Lighting Across The Care Continuum

Where fixed lighting is defined by location, portable lighting is defined by its reach. The same untethered platform appears in nearly every setting where care is delivered.

 

untethered-platform-1

Figure 2. One untethered platform across the care continuum. The same battery-and-LED approach that supplements an operating room also serves the bedside, the field, the home, and on-body therapy.

 

  • The operating room: Battery-powered headlamps, handheld field lights, and cordless lighted retractors supplement or replace overhead illumination, bringing light into deep pockets without cables crossing the sterile field. Here, the defining trait is the power source, not the instrument design.
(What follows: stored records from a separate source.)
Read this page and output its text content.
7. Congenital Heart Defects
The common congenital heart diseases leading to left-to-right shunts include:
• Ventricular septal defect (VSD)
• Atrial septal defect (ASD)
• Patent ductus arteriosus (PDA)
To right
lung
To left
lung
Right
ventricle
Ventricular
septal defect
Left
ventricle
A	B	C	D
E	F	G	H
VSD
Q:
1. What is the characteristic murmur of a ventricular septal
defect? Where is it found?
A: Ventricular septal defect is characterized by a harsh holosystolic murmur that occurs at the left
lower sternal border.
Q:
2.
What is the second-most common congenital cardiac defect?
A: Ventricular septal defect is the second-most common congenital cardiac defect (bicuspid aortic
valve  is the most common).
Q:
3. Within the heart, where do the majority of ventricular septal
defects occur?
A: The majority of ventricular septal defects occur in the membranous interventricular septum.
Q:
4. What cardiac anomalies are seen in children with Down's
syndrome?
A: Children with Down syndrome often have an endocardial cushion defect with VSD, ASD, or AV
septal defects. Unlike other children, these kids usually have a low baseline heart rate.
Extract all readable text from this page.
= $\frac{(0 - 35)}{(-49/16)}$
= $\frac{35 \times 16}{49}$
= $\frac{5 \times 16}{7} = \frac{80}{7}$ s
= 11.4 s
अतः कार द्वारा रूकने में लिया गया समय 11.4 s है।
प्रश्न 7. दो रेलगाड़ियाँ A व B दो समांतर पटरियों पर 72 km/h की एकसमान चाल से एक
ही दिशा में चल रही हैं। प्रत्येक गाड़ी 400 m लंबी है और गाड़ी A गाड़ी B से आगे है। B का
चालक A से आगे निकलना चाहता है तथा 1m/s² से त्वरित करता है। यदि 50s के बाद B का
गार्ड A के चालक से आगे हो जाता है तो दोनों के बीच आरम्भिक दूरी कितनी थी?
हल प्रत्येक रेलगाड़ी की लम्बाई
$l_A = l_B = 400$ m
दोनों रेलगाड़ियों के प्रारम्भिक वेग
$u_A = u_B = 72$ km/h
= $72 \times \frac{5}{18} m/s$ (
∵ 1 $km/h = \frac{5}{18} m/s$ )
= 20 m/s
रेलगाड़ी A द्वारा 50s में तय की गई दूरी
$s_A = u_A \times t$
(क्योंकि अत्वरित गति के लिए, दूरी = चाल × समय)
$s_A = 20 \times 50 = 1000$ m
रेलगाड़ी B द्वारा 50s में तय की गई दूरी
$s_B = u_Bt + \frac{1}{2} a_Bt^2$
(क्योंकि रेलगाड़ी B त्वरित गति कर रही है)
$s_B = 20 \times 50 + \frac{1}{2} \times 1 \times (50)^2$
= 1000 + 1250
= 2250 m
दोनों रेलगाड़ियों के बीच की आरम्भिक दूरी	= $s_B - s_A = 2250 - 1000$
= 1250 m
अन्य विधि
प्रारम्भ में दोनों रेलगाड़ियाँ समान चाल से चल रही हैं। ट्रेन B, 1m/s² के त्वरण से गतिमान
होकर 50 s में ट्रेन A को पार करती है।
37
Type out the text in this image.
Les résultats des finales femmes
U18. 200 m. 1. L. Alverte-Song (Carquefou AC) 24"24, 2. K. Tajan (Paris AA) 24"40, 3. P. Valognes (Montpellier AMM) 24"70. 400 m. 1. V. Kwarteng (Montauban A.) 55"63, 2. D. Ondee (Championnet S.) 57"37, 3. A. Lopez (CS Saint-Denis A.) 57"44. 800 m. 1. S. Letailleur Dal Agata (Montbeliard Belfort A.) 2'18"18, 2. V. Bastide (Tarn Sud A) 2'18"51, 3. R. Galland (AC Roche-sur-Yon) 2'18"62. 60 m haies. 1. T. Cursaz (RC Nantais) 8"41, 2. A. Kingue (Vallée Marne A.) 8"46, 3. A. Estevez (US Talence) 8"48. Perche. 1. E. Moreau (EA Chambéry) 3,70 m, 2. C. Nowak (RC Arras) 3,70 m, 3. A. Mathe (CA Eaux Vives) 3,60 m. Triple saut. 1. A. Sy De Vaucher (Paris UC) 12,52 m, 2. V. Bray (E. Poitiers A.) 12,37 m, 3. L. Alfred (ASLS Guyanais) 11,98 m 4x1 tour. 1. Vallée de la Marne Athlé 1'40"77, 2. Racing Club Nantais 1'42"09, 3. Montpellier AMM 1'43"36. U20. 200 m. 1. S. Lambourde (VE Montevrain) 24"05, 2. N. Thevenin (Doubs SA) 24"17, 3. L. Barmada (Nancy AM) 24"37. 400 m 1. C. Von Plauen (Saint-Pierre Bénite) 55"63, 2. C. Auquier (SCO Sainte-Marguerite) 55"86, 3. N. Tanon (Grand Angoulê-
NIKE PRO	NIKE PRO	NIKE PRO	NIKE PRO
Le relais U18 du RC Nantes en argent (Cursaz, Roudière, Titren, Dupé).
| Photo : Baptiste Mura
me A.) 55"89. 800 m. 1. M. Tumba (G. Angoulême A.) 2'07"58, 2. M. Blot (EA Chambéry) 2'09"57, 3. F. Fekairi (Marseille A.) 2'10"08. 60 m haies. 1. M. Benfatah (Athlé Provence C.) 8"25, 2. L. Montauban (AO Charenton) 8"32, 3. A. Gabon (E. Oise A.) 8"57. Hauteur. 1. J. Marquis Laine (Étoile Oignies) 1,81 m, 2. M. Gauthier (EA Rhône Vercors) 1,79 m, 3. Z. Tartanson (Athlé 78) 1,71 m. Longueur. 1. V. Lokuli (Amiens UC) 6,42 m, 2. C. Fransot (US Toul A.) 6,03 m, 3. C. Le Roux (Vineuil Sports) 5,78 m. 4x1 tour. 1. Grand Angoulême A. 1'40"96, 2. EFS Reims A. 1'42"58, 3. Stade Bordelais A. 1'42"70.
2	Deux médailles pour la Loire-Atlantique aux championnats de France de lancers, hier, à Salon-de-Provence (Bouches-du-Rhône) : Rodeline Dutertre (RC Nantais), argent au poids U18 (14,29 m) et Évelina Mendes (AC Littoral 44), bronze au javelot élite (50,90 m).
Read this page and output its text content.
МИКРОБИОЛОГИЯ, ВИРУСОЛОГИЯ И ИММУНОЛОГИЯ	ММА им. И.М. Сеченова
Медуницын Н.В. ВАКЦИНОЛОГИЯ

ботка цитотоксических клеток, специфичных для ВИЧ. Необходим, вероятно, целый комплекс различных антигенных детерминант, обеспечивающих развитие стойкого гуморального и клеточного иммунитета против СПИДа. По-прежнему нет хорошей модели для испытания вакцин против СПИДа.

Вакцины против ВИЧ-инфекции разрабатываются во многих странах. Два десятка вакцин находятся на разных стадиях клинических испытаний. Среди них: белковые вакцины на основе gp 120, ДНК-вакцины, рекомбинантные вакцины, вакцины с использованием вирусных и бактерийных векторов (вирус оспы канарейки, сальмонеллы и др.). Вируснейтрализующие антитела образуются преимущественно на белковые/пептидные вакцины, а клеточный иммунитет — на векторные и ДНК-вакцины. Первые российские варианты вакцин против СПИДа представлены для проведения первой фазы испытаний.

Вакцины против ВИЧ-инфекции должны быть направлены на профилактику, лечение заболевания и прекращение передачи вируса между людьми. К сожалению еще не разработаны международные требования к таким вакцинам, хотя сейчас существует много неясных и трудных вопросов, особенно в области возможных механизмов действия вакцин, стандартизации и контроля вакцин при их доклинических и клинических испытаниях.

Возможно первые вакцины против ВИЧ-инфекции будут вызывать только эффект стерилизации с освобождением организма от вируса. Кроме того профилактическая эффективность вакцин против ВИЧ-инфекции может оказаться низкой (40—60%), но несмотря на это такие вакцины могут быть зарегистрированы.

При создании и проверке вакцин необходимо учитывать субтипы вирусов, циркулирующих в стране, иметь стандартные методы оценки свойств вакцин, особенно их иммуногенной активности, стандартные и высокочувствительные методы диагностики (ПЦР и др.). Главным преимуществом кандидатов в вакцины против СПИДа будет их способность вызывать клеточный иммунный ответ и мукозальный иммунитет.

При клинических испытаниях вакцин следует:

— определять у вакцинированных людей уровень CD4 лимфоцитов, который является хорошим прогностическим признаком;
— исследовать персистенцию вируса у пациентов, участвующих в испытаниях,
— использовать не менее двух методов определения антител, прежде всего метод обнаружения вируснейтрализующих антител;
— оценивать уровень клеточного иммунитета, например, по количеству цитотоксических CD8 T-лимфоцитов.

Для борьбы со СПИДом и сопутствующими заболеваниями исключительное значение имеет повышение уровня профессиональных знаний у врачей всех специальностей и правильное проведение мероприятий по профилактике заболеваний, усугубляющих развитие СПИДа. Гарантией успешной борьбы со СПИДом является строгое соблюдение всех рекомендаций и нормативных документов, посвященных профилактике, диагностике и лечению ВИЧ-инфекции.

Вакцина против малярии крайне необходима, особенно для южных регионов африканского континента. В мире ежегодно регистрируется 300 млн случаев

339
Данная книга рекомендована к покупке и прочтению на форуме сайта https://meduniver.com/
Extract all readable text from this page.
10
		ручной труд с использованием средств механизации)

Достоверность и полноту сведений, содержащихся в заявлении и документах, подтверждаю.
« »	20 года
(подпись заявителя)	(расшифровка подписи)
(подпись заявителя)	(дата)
The same retractor that another team integrates light into is simply one more device freed from the wall.

  • The bedside: Handheld and stand-mounted exam lights reveal surface detail, color change, and bleeding patterns that ambient room light washes out, supporting wound assessment and minor procedures for hospital inpatients.

  • Field, disaster, and military medicine: In austere settings with no fixed power, battery-powered systems are not a convenience but the only option. Military medical support in particular is a pressing need, and recent design work proposes modular, compact lighting that one person can carry to set up a workspace where none existed.

  • Home and continuous care: Untethered light follows patients out of the clinic, into post-operative monitoring, chronic wound care, and disease management performed in living rooms rather than exam rooms.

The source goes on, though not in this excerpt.